Als ich gestern Abend auf meiner Matte lag, hab ich mir angeschaut, was ich mir gewünscht hatte, und gestaunt, wie genau es eingetroffen war. Ein Traum, aus dem ich nicht aufwache. Ich bleibe und gehöre jeden Tag ein bisschen mehr dazu. Noch eine Belohnung!

3.2.2008

Dann war es, als wollte mich der Niger mit einem Nebenarm hinunterziehen. Dabei hatte er doch eine geschlossene grüne Decke. Aber darunter gab es nur Schlamm, der mich mit jedem Schritt weiter hinunterzog. Fast wäre ich hineingefallen, konnte mich kaum auf den Füßen halten, und ganz schwer nur einen und dann den anderen Fuß herausziehen, dabei ist der eine schon wieder versunken. Wenn ich dachte: Nur noch ein Schritt, dann wird es fester, ging es weiter hinunter. Und oben ist alles mit fettem, täuschendem Grün bedeckt.
Ich bin wieder im Dorf, also irgendwie heraus gekrabbelt, hab die schwarzen Beine im Niger gewaschen. Wie das Wasser da auf einmal sauber war!
Es war ein so schöner Weg am Fluss, mit dem Wind vom Wasser und darüber. Unter der Sonne. Ich fühle mich der Erde nirgendwo so nahe wie hier. In Lettenbach manchmal, das habe ich aus Afrika mitgenommen.

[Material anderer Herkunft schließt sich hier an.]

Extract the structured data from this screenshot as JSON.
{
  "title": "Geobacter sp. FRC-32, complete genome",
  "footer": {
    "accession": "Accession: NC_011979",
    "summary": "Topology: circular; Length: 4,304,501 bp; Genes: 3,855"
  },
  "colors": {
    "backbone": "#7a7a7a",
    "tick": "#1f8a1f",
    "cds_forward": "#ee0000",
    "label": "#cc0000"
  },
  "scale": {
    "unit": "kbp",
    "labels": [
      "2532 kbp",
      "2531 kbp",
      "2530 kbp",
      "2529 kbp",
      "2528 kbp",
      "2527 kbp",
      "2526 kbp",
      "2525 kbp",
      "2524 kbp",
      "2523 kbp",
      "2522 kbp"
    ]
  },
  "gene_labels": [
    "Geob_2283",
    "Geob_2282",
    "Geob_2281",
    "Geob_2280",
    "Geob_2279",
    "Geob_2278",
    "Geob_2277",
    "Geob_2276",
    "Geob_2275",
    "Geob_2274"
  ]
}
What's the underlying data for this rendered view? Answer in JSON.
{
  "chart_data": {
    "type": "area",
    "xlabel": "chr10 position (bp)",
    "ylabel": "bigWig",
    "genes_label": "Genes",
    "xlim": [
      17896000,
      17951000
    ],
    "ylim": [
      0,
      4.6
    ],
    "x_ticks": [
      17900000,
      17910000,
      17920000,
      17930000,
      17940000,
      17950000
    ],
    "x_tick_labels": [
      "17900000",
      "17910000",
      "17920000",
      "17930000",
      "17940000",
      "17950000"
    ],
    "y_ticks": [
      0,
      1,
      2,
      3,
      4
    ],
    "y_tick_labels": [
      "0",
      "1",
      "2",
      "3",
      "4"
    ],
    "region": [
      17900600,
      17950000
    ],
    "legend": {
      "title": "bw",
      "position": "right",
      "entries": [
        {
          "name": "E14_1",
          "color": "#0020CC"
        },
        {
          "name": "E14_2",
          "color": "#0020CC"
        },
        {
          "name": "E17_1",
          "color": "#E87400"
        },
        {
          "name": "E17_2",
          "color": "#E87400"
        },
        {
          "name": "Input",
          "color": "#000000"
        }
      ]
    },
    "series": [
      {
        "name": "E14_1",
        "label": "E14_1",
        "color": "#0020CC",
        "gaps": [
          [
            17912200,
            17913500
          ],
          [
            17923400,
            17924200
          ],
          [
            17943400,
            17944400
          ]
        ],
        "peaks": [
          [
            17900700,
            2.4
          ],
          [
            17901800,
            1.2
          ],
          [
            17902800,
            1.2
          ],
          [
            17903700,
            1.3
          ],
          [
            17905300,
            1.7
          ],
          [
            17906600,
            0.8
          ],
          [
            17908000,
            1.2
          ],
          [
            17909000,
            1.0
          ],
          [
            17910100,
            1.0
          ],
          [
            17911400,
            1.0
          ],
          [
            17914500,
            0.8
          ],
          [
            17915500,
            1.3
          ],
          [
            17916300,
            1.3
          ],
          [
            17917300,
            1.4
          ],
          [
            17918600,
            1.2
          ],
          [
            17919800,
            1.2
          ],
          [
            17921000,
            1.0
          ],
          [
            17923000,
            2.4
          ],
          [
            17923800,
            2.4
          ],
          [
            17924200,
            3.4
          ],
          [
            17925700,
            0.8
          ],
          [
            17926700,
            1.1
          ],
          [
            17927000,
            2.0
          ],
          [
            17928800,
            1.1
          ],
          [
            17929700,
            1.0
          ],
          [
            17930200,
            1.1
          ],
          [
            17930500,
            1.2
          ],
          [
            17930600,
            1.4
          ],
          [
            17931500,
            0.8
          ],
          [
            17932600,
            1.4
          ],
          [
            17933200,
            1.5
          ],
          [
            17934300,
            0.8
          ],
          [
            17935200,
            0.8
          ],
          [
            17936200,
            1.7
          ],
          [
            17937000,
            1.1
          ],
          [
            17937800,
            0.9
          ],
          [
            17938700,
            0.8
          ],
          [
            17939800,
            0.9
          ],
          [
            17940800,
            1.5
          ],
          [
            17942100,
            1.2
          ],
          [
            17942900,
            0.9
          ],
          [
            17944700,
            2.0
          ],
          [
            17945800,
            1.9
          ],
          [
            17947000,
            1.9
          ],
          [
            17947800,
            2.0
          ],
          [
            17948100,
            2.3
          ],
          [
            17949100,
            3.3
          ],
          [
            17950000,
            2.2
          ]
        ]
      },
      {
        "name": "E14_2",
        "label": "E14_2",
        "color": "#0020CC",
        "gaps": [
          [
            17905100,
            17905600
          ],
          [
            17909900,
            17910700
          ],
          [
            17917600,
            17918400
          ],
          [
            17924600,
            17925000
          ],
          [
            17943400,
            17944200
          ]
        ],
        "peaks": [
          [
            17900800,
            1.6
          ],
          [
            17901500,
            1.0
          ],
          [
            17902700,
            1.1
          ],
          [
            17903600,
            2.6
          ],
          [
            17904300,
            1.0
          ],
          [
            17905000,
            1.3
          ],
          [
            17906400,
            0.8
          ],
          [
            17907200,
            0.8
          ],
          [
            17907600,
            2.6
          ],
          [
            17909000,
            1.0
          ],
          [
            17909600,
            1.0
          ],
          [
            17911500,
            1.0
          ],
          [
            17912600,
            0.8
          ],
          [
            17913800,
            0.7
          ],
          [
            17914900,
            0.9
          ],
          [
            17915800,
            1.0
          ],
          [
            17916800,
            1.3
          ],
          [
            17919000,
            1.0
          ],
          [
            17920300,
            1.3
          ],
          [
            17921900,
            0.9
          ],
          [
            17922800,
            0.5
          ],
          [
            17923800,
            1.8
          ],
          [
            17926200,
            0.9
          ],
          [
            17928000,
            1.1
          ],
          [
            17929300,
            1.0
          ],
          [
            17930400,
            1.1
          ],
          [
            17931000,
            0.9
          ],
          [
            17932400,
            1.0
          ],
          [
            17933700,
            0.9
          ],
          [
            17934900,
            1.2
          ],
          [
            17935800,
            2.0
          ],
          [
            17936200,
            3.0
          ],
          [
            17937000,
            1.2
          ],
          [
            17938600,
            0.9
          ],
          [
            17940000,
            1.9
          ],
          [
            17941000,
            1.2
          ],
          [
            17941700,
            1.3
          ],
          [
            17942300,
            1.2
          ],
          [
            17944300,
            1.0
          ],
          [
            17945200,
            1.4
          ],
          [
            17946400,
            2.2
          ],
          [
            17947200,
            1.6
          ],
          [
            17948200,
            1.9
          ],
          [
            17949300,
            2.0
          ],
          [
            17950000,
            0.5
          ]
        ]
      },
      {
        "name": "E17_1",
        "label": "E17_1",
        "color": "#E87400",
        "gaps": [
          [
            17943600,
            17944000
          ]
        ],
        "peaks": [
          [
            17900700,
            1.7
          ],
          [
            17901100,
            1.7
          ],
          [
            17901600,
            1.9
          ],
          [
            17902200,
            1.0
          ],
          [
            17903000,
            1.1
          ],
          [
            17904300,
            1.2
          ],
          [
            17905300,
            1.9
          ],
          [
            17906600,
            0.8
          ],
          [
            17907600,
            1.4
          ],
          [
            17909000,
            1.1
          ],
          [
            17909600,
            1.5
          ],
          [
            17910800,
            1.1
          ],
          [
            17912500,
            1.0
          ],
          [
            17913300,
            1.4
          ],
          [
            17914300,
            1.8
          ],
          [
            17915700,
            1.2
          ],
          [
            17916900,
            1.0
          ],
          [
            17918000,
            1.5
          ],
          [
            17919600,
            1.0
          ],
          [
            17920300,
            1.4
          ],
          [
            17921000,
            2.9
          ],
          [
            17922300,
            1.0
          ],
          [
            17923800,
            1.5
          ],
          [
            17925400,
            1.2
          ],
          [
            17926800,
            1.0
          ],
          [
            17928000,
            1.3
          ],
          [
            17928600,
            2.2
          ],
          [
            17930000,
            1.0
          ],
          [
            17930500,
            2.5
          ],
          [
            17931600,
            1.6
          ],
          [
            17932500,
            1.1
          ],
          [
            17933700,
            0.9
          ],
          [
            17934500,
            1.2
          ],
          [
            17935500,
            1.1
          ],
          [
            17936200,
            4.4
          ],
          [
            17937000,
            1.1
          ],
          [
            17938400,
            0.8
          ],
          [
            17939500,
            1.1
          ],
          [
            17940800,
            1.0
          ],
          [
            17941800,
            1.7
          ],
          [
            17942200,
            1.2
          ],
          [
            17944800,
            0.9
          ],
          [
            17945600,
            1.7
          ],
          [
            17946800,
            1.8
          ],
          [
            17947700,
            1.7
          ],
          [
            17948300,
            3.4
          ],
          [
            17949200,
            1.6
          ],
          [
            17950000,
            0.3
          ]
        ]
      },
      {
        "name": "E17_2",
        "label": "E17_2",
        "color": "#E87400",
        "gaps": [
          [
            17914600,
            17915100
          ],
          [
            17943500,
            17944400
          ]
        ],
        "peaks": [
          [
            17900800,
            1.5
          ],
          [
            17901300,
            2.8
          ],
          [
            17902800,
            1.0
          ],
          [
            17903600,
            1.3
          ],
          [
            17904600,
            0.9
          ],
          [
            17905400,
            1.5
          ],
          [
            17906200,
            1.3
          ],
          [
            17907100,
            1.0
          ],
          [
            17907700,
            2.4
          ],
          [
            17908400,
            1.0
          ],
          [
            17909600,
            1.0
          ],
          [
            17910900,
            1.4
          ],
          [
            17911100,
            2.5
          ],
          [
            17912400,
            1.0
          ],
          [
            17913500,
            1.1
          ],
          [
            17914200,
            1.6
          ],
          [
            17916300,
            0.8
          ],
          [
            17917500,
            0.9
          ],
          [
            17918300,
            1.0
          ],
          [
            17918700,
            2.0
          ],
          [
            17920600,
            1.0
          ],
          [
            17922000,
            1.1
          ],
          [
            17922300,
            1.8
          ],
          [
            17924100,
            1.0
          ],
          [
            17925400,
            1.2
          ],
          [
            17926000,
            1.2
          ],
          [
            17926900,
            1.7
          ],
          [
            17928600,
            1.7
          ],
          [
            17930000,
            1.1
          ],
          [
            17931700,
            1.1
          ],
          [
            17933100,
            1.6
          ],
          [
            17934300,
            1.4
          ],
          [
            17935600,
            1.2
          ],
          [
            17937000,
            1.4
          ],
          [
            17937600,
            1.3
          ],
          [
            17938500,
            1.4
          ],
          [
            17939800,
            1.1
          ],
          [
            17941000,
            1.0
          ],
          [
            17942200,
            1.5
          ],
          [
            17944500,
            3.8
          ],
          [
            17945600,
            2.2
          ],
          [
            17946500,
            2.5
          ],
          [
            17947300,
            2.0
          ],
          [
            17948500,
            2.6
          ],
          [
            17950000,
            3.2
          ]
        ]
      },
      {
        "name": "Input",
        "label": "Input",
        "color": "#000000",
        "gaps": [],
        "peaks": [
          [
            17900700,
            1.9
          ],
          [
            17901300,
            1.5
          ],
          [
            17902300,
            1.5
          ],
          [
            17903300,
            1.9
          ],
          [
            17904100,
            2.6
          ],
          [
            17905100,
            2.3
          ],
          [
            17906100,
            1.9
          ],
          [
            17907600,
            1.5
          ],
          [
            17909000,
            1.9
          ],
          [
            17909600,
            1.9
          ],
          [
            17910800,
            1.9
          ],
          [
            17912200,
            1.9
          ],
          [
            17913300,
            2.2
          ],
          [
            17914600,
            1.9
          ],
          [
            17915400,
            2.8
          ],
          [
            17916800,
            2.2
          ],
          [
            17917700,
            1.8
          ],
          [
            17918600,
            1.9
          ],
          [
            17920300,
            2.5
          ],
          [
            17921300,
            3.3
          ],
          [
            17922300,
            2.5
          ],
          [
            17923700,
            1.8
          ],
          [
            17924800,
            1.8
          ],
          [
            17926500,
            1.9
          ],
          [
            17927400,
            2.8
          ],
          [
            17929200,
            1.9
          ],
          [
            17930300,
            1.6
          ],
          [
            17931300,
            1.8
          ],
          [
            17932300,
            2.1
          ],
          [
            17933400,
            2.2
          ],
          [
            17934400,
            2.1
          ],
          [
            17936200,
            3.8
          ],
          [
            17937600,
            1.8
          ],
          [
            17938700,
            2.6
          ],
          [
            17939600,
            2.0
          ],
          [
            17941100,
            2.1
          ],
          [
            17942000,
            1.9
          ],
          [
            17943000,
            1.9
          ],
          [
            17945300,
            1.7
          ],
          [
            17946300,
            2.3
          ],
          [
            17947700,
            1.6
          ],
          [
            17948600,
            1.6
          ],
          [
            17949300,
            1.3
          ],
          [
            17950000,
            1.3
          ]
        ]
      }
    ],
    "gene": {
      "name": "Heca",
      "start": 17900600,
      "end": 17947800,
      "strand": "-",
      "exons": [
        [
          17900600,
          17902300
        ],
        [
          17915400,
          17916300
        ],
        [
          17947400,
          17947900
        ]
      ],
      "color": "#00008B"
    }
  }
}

Mariam untersucht meine Ohren, kratzt an dem weißen Fleck auf meinem Oberschenkel, schaut mich an, dann wieder den Fleck. Dann kommt mein ein Hals dran. Sie zieht an den Falten. Na ja. So ist es.

4.2.2008

Nichts geht hier verloren, alles ist wieder da: Jussufs verschwundene Schuhe, mein Taschenmesser in der Sonne, am Abend auch der vermisste Ibrahim.